Types of Ploughing

Ploughing is still the prime job in cultivation the earth and, despite this high technological and computerised age, the basic design of the plough remains largely unchanged since medieval times. There are several types of plough but all are based on the same principle, with share, coulter and mouldboard. The 'Digger' plough has a short mouldboard and an acute curve causing the furrow slice to rise steeply and accelerate thereby shattering the soil. This is known as 'broken furrow' work.

The more common type of plough is the 'general purpose' with a longer and shallower and more gentle curved mouldboard. This will lay up furrows in the 'Whole Furrow' fashion

By far the most intricate style of ploughing is the 'High Cut' or 'Oat Seed Furrow'. The plough has a very long convex mouldboard with a gentle twist and uses special shares to set up narrow, high crested furrow slices. In competition this plough is set within tolerances of a quarter of an inch.

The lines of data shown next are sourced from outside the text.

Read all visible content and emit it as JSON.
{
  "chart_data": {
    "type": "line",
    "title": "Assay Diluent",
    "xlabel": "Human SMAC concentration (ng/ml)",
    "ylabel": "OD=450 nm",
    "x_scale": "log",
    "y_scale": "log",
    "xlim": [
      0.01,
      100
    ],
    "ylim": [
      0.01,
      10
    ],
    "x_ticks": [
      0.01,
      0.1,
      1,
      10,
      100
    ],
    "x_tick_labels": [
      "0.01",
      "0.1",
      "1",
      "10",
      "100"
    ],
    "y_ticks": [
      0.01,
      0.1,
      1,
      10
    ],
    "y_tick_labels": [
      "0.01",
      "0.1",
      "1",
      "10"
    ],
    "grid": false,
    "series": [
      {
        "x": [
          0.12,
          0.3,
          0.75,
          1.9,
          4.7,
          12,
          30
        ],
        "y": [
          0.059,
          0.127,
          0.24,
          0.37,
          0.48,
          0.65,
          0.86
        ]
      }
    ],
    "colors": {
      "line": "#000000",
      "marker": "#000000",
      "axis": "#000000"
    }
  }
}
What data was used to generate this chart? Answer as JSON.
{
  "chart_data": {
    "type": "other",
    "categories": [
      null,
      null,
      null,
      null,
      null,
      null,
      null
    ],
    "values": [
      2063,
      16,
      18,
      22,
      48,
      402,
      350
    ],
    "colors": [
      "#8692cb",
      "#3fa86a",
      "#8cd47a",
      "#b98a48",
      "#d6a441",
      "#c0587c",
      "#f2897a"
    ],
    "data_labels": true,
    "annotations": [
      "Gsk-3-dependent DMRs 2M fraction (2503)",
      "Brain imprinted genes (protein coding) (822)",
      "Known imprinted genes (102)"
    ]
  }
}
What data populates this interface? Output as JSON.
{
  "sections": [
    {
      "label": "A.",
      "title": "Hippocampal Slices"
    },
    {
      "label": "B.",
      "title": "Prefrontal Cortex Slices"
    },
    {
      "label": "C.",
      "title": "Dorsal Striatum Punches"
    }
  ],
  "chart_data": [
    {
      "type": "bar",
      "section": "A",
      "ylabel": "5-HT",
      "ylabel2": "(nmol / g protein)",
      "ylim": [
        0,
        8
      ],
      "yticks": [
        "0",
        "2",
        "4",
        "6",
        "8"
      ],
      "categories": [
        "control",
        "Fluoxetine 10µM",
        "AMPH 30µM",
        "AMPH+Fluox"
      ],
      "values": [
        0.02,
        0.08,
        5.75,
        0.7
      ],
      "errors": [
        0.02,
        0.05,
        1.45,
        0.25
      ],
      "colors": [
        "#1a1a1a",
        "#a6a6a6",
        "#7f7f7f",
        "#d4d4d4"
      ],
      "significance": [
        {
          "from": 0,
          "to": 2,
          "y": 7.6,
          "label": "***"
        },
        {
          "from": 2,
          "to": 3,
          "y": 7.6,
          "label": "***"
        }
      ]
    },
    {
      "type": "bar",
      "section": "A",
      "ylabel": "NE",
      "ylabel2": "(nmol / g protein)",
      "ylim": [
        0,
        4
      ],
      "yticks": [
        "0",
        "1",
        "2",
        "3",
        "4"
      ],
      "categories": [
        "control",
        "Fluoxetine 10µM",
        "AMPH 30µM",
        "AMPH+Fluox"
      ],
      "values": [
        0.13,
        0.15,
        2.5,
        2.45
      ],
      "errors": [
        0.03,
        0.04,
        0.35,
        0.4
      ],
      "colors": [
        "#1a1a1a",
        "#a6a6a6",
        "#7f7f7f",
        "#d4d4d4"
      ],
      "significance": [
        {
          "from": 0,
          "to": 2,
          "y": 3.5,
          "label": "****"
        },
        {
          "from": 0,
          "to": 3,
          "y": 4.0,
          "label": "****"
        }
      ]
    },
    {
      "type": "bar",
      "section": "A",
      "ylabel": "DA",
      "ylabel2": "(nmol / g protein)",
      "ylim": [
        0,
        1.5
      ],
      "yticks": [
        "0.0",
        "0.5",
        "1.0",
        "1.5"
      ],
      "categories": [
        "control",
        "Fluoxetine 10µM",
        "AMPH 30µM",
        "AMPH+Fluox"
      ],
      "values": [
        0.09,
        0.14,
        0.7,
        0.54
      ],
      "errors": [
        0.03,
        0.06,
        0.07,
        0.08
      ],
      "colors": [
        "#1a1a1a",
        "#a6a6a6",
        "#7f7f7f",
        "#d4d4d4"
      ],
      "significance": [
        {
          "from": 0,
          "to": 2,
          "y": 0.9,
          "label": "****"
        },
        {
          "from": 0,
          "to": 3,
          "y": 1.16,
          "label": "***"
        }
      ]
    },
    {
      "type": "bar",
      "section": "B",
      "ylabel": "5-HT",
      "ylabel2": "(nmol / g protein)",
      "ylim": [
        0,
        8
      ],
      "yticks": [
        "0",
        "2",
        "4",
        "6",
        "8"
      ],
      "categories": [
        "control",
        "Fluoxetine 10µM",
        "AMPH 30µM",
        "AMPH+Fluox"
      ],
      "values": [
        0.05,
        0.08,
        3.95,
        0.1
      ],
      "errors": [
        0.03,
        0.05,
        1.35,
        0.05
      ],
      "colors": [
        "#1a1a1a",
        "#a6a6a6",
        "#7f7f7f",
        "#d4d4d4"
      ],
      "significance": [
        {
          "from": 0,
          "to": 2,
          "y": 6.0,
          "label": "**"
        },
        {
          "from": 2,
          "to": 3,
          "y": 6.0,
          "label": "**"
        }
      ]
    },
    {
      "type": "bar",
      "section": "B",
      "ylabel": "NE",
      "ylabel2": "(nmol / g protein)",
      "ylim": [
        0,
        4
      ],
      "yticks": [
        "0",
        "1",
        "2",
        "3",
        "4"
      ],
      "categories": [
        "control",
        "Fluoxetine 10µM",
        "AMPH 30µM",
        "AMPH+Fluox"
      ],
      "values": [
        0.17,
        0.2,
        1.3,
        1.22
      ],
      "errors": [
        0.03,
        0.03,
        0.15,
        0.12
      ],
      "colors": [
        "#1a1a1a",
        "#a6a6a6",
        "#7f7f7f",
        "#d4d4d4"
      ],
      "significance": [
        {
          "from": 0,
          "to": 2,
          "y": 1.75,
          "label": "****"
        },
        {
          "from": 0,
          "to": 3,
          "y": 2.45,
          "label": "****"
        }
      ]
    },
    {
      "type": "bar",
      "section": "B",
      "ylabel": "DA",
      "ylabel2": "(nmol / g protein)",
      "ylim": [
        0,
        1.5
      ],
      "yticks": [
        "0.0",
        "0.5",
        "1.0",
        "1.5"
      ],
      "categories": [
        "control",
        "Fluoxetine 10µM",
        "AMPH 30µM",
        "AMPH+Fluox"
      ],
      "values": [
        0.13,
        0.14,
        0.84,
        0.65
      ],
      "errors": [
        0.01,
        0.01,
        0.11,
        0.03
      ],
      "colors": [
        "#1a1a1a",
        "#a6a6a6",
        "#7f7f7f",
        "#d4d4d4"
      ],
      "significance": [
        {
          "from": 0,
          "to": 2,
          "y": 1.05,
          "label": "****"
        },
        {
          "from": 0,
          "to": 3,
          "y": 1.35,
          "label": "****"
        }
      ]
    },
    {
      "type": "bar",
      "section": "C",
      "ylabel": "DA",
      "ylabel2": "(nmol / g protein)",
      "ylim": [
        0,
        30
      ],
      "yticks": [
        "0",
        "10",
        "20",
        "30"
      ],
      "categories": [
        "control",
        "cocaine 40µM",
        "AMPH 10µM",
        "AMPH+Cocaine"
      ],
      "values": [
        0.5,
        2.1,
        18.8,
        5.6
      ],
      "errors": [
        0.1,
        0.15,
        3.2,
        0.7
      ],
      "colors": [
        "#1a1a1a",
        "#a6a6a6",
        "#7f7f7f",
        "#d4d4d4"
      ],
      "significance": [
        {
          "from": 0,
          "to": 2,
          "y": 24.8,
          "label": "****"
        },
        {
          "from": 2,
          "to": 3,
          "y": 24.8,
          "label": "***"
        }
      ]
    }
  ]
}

Ploughing Matches have been part of the rural scene since time immemorial and in the early days a champion ploughman could expect a better wage than his fellows. Competition was keen and made for accurate plough settings. Plough manufacturers saw the advantages of scientific design that would decrease the physical effort. Today we see a continuance of this search for perfection and Plough Match judges look critically for furrows that are perfectly straight, evenly matched, and completely level. The judges will mark each plot up to a possible 200 points, divided into five sections of maximum of 40 points each.

The Start of Crown should be straight and level with no gap between the first two opposing furrows. Firmness is very important; the work should not be hollow or puffy and there should be no 'holes' between the furrow slices. The Seedbed is judged by the quantity of soil presented by the plough on each furrow slice. The work should not be flat, neither should any stubble or trash be visible between the furrows. General Appearance of the ploughed plot should be straight, uniform and perfectly matched furrows of equal width and even depth. The Finish should be straight, narrow and shallow. This is probably the most difficult part to perform since the work must be brought to a conclusion perfectly parallel.